By midday, the government had issued a formal statement expressing indignation at what it called a unilateral measure that ignored ongoing negotiations and the personal involvement of both presidents. It reserved the right to respond under Brazil's reciprocity law, approved by Congress, while simultaneously signaling that it hoped the recommendations would not become actual tariffs. The tone was firm but not combative—the posture of a government that wanted to be taken seriously without burning bridges. The market, for now, seemed willing to wait and see.

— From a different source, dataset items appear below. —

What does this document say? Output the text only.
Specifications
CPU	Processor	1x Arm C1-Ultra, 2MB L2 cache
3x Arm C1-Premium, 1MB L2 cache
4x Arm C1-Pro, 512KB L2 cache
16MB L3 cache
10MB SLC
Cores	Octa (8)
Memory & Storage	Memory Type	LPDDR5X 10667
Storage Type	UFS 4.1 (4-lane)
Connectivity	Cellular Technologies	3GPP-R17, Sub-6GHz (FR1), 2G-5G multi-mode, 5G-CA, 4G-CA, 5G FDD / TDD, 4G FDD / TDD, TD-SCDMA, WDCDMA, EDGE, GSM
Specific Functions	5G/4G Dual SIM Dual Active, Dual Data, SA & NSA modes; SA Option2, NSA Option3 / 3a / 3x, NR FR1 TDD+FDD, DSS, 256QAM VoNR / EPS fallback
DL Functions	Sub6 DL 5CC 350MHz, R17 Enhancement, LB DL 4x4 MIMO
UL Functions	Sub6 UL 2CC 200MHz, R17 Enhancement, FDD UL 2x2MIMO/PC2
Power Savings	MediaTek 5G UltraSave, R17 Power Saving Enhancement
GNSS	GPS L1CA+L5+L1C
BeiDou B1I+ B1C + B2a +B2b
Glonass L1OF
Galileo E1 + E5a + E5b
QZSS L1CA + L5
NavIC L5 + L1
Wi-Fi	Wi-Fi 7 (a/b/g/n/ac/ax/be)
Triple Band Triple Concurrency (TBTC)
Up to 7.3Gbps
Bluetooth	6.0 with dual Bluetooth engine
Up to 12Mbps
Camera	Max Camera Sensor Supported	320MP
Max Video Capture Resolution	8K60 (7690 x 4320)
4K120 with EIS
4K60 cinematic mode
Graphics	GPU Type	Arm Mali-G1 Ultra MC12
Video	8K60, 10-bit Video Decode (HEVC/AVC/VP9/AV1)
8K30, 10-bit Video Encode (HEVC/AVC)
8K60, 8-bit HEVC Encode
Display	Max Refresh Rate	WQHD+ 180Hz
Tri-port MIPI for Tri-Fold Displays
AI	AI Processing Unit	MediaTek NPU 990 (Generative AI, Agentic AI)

These sons of Bolsonaro are worse than he is. They are traitors to the nation.
— President Luiz Inácio Lula da Silva, criticizing Senator Flávio Bolsonaro's support for the tariff proposal
The government expressed indignation at the unilateral measure, reserved the right to respond under Brazil's reciprocity law, but signaled hope that recommendations would not become actual tariffs.
— Brazilian government statement
A Conversa do Hearth Outra perspectiva sobre a história
Inventor

Why did the market go up when the U.S. proposed tariffs that could hurt Brazilian exports?

Model

Because the tariff proposal, while serious, came with so many exemptions that the actual damage looked limited. Steel and aluminum got hit, but coffee, aircraft, medicines—the big money—stayed protected. The market was pricing in negotiation, not war.

Inventor

So Lula's angry response—calling Bolsonaro's son a traitor—that didn't spook investors?

Model

Not really. The government's anger was directed at domestic politics, not at the U.S. itself. Lula was signaling that he'd been undermined by his opponents, not that he was about to escalate with Trump. The backchannels were still open.

Inventor

What about the dollar falling? Usually tariff threats make currencies weaker.

Model

The dollar did weaken, but only slightly, and only against the real. Globally, the dollar index barely moved. That suggests investors saw this as a Brazil-specific negotiation, not a sign of broader economic trouble. The tariff proposal was ugly, but it wasn't a shock.

Inventor

Vale jumped three percent. Why would a mining company benefit from trade tension?

Model

Because Trump reduced tariffs on steel and aluminum at the same time he proposed the Brazil tariffs. Vale supplies the raw materials for steel. Lower tariffs on finished steel products mean more demand, which means more iron ore sales. It was a silver lining in the cloud.

Inventor

The government said it reserved the right to retaliate. How serious is that threat?

Model

Serious enough to mention, but not serious enough to act on yet. Brazil's playing a long game—it has until July 15 to negotiate, and it knows Trump likes deals. Retaliation would close off negotiation. So the threat is real, but it's a negotiating tool, not a declaration of intent.

Inventor

What does Nubank's stock crash tell us about the moment?

Model

That investors are nervous about anything that looks uncertain. Nubank announced a CFO change that looked like a sign of instability, and the market punished it hard. In a moment when trade policy is in flux, companies that look solid and predictable are worth more. Fintech startups expanding internationally? That's a harder sell right now.